Bukowski narra as aventuras de um velho escritor afogado em álcool, amor e dor

TRECHO “Eu tinha cinquenta anos e há quatro não ia pra cama com nenhuma mulher. Não tinha amigas. Olhava pras mulheres nas ruas ou em qualquer lugar que as visse, mas olhava sem desejo e com uma impressão de futilidade. Me masturbava regularmente, mas a ideia de ter um relacionamento com uma mulher – mesmo em termos não sexuais – estava além da minha imaginação. Eu tinha uma filha ilegítima de seis anos. Vivia com a mãe, e

eu pagava pensão pra criança. Anos antes, tinha me casado, aos 35. Durou dois anos e meio. Minha mulher pediu divórcio. Só estive apaixonado uma vez – ela morreu de alcoolismo agudo, aos 48, quando eu tinha 38. Já minha mulher era 12 anos mais jovem que eu. Deve estar morta também, não tenho certeza. Ela me escrevia uma longa carta todo Natal nos primeiros seis anos depois do divórcio. Nunca respondi...”
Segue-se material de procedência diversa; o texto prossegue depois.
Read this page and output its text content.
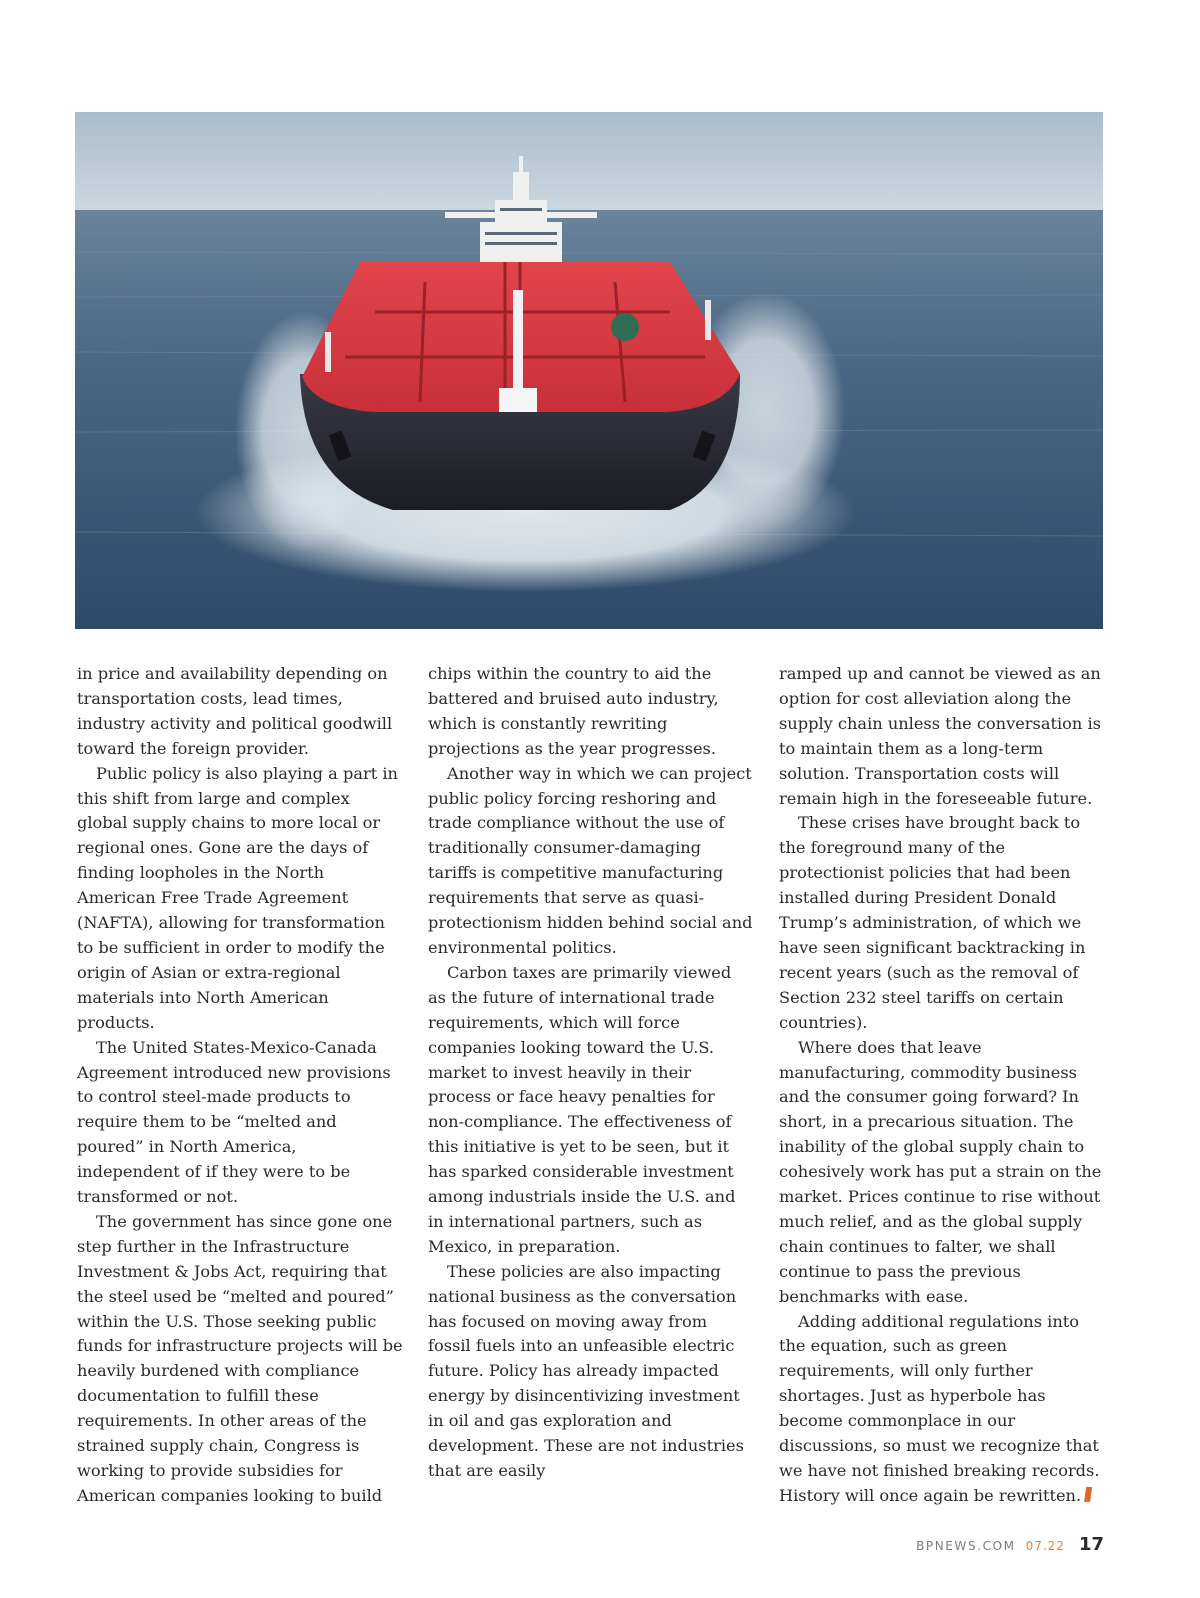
in price and availability depending on transportation costs, lead times, industry activity and political goodwill toward the foreign provider.

Public policy is also playing a part in this shift from large and complex global supply chains to more local or regional ones. Gone are the days of finding loopholes in the North American Free Trade Agreement (NAFTA), allowing for transformation to be sufficient in order to modify the origin of Asian or extra-regional materials into North American products.

The United States-Mexico-Canada Agreement introduced new provisions to control steel-made products to require them to be “melted and poured” in North America, independent of if they were to be transformed or not.

The government has since gone one step further in the Infrastructure Investment & Jobs Act, requiring that the steel used be “melted and poured” within the U.S. Those seeking public funds for infrastructure projects will be heavily burdened with compliance documentation to fulfill these requirements. In other areas of the strained supply chain, Congress is working to provide subsidies for American companies looking to build

chips within the country to aid the battered and bruised auto industry, which is constantly rewriting projections as the year progresses.

Another way in which we can project public policy forcing reshoring and trade compliance without the use of traditionally consumer-damaging tariffs is competitive manufacturing requirements that serve as quasi-protectionism hidden behind social and environmental politics.

Carbon taxes are primarily viewed as the future of international trade requirements, which will force companies looking toward the U.S. market to invest heavily in their process or face heavy penalties for non-compliance. The effectiveness of this initiative is yet to be seen, but it has sparked considerable investment among industrials inside the U.S. and in international partners, such as Mexico, in preparation.

These policies are also impacting national business as the conversation has focused on moving away from fossil fuels into an unfeasible electric future. Policy has already impacted energy by disincentivizing investment in oil and gas exploration and development. These are not industries that are easily

ramped up and cannot be viewed as an option for cost alleviation along the supply chain unless the conversation is to maintain them as a long-term solution. Transportation costs will remain high in the foreseeable future.

These crises have brought back to the foreground many of the protectionist policies that had been installed during President Donald Trump’s administration, of which we have seen significant backtracking in recent years (such as the removal of Section 232 steel tariffs on certain countries).

Where does that leave manufacturing, commodity business and the consumer going forward? In short, in a precarious situation. The inability of the global supply chain to cohesively work has put a strain on the market. Prices continue to rise without much relief, and as the global supply chain continues to falter, we shall continue to pass the previous benchmarks with ease.

Adding additional regulations into the equation, such as green requirements, will only further shortages. Just as hyperbole has become commonplace in our discussions, so must we recognize that we have not finished breaking records. History will once again be rewritten.

BPNEWS.COM 07.22 17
Milan Kundera, em “A insustentável leveza do ser”, define dois tipos de amantes: o romântico e o épico. O romântico como aquele que nunca se realiza por acreditar na existência da mulher ideal e que, por mais que tenha experiência com diversas mulheres, nunca a encontra e, o épico, como aquele que sabe sentir prazer na particularidade, ou seja, naquilo que cada uma tem de diferente das outras. Henry Chinaski não é um nem outro, ou é um e outro ao mesmo tempo. Nisso, numa espécie de ciranda entre Eros e Tanatos, ele mesmo se confessa confundido entre a crueldade de Marquês de Sade, sem o seu gênio. Ao mesmo tempo, seduzido pelo mito de Don Juan, reproduz o comportamento de “Casanova”, de Fellini, apaixonado pelo manequim de uma loja. Num certo sentido, creio que Chinaski é mais fiel ao conselho daquele anjo de “A última tentação de Cristo”, de Nikos Kazantzakis, afirmando que na vida do homem só existe uma mulher e que, nesta mulher, o que muda é a cara e o nome. Em “Mulheres”, esta “mulher” se apresenta com o nome de Lydia, April, Dee Dee, Lilly, Mindy, Hilda, Cassie, Sara, Valerie, Tanya e tantas outras. Por mais que, para muitos, a obra possa parecer uma história de sexo e bebedeiras, para Bukowski, na verdade, “Mulheres” é um poema sobre o amor e a dor.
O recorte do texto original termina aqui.